Despite the challenges of funding and edging out the competition, Clive remains determined. He recalls, “I was once told entrepreneurship was an act of sheer willpower, and it’s as simple as that. It’s taking an intangible and making it tangible. It’s a creative process to go from idea to an outcome that generates a return to the investors and if you get it right, it’s a massive return. The richest people in the world are all basically creators. They’re highly creative individuals. Richard Branson is a creator of brands and he’s able to leverage those brands and create things.”
What would Clive suggest as three main ingredients for success? “First, get your strategy right. Stay very focused on your strategy, don’t get diverted. Many times I’ve seen people get diverted onto side tracks and use all their resources up on a side issue, and then fall apart. Secondly, small start-ups are incredibly fragile, so ensure that you develop that strategy so you can compete against your competitors, and thirdly, think global from day one.”
Who does Clive respect and admire? “It’s been very interesting time in IT, seeing people like Steve Jobs and Bill Gates go from being essentially university dropouts, to some of the richest people in the world and understanding how they’ve managed to do that. There are also other interesting characters who are part of the rich history of UK engineers such as Isambard Brunel, and others back in the 19th century, who pioneered steamships and steam power.”

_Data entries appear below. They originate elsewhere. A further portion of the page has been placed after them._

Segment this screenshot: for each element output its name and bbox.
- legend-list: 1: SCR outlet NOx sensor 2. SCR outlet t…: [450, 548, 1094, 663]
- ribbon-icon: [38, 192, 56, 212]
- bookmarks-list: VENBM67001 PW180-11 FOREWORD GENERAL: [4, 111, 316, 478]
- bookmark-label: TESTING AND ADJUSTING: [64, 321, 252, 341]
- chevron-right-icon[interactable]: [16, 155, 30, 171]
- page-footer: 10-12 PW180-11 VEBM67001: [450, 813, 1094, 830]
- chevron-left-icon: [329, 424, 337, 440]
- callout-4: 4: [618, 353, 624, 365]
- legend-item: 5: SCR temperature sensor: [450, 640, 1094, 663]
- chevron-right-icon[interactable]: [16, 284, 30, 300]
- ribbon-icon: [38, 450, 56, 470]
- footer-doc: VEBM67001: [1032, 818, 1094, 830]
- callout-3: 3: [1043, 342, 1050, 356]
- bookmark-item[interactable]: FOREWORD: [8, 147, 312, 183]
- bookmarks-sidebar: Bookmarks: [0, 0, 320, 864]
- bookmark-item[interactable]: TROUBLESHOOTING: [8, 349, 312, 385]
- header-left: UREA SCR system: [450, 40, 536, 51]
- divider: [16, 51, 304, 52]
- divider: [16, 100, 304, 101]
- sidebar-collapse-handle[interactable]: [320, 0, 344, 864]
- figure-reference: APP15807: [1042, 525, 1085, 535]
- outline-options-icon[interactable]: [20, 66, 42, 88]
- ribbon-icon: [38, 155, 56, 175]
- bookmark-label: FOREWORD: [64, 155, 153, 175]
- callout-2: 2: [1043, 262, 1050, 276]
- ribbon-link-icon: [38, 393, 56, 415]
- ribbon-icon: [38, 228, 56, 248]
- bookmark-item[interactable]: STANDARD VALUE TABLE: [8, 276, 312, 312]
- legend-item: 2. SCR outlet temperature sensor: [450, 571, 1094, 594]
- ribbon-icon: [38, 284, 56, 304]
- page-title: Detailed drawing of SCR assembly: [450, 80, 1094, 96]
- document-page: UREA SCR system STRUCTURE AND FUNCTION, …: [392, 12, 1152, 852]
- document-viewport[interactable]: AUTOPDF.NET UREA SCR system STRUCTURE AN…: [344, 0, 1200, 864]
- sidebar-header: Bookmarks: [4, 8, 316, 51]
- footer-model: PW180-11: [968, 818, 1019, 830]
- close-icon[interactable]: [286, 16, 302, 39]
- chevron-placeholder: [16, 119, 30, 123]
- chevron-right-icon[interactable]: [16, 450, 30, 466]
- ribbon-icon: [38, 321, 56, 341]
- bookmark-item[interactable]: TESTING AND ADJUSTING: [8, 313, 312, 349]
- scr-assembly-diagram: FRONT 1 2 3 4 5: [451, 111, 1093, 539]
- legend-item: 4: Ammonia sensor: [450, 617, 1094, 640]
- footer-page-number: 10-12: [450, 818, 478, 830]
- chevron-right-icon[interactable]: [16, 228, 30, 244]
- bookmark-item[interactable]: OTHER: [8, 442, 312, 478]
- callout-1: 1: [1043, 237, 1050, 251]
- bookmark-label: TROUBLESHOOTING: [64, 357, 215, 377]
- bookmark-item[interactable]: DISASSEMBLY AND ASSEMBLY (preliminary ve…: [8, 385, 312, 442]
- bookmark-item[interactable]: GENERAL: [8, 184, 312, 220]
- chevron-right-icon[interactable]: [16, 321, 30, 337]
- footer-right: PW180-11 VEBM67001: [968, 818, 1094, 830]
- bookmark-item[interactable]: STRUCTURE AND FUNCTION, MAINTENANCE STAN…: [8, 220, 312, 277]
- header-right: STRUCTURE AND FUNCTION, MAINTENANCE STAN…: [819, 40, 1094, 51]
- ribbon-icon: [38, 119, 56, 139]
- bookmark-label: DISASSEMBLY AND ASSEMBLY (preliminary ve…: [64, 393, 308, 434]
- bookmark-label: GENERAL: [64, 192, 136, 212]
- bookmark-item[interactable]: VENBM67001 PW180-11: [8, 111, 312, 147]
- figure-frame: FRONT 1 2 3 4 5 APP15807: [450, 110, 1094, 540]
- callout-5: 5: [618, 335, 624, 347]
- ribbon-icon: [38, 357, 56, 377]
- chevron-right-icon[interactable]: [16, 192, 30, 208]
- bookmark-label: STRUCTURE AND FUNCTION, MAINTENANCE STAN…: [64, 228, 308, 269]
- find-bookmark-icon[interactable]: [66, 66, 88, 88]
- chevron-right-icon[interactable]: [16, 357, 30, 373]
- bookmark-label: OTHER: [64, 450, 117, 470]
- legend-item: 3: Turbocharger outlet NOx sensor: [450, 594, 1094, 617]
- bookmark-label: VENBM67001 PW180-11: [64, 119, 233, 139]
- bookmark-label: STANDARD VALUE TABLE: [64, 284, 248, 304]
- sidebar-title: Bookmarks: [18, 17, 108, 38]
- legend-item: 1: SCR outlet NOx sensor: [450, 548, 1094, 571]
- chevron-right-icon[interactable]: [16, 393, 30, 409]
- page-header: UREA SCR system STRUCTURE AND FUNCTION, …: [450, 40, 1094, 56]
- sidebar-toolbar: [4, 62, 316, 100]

It’s clear that being a product of the UK engineering background had a profound effect on Clive’s future. Even as an 11-year-old, listening to short-wave on a little transistor radio he’d made himself in an afternoon out of discarded parts suggests engineering was always in his genes. Add to that the element of entrepreneurialism in the family and the die was cast for Clive’s future.

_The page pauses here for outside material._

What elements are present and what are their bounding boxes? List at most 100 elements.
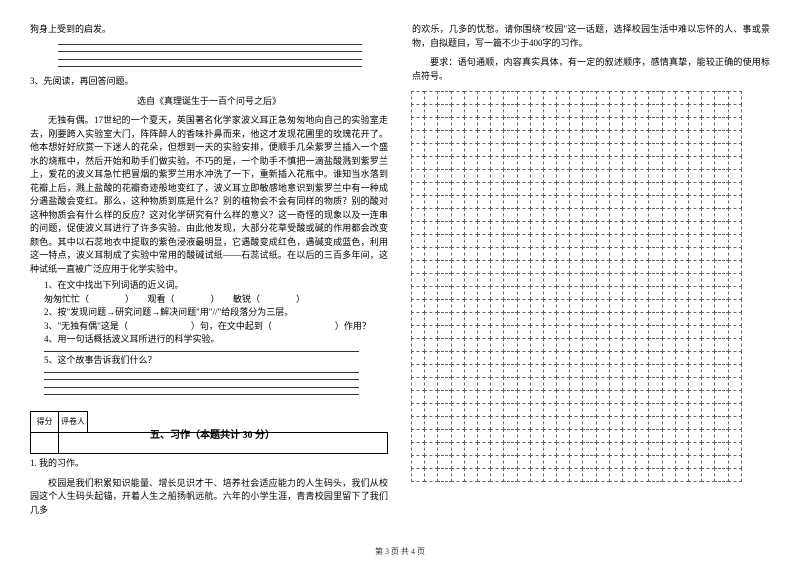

It’s the blend of both sides of his family which has given Clive the much-needed ingredients for his chosen direction. He notes that “on my mother’s side, one of my great-uncles was credited with the invention of the ring-binder, about 120 years ago now. On my father’s side, there are coal-miners and the very hard life they led. So my heritage is a combination of never missing a day’s work and looking out for others and creating new things. I say the purest form of creation is creating a company.”
As a consequence of that, Clive is particularly interested in the educational arena such as sponsoring students through university. In his view “they’re the next round of entrepreneurs and creators who I want to support especially given my background. Back in the late 80’s, early 90’s, going into technology businesses on your own, back then was seen as absolutely bonkers. If you had a PhD, why don’t you go and get a job at CSIRO or the university? I didn’t come to Australia to go work in a government institution. I came to Australia to have some fun.”
- “Elephants buy from elephants,”
- “I say the purest form of creation is creating a company.”
- “Nuance now has 12,000 staff. These are the competitors, and we’re four people and a coffee machine.”
- “First, get your strategy right… Secondly, ensure you can compete,.. and thirdly, think global from day one.”
Clive Summerfield has almost lived the life of James Bond. Before he was even 20, the UK Department of Defence seconded him for their ground-to-air missile program during the Cold War. Forty years later he is still at the cutting edge of technology with his voice biometrics software which is set to revolutionise all our lives.